Comment author: James_Miller 12 January 2014 07:06:52PM 0 points [-]

For scenario 1, it would almost certainly require less free energy just to get the information directly from the brain without ever bringing the person to consciousness.

For scenario 2, you would seriously consider suicide if you fear that a failed friendly AI might soon be developed. Indeed, since there is a chance you will become incapacitated (say by falling into a coma) you might want to destroy your brain long before such an AI could arise.

Comment author: Decius 12 January 2014 06:01:47PM 0 points [-]

It's also possible that the AI finds instrumental utility in having humans around, and that reviving cryonics patients is cheaper than using their Von Newman factories.

Comment author: James_Miller 12 January 2014 06:09:49PM 3 points [-]
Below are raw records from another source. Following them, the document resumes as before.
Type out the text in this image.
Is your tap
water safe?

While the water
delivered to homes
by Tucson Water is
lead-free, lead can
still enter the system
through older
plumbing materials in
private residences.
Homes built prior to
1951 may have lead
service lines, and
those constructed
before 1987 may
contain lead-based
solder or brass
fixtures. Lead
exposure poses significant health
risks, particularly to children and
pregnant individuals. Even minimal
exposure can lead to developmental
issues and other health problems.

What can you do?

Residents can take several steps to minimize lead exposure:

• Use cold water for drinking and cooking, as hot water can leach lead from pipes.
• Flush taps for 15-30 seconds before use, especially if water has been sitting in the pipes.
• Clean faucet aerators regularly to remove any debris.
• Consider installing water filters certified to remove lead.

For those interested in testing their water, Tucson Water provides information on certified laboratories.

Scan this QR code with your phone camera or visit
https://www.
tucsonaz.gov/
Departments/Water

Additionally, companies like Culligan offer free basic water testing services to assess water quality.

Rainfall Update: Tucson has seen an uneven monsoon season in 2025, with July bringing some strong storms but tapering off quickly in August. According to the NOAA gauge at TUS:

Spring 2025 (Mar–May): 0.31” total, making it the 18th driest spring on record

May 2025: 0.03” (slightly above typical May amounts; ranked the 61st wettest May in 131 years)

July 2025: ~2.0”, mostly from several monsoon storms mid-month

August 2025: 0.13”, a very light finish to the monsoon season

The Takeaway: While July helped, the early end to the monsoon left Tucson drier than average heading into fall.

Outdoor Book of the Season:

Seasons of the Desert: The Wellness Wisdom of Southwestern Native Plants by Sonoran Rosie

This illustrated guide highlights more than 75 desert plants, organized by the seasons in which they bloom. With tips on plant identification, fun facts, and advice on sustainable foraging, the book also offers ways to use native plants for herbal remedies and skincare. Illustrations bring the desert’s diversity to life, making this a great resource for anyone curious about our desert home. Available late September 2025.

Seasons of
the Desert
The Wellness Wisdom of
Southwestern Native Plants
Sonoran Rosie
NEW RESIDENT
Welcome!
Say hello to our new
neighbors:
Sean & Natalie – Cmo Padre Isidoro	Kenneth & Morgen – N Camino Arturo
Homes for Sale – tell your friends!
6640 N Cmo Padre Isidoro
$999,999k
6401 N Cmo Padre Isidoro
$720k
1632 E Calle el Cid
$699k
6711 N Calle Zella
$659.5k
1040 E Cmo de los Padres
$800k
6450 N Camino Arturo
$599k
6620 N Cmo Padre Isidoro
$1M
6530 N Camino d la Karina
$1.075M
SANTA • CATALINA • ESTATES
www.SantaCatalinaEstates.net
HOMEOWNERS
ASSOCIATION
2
I disagree. Humans almost certainly do not efficiently use free energy compared to the types of production units an ultra-AI could make.

Comment author: Decius 13 January 2014 12:47:06AM 0 points [-]

How expensive is it to make a production unit with the versatility and efficiency of a human? How much of that energy would simply be wasted anyway? Likely, no, but possible.

Rolling all of that into 'cryonics fails' has little effect on the expected value in any case.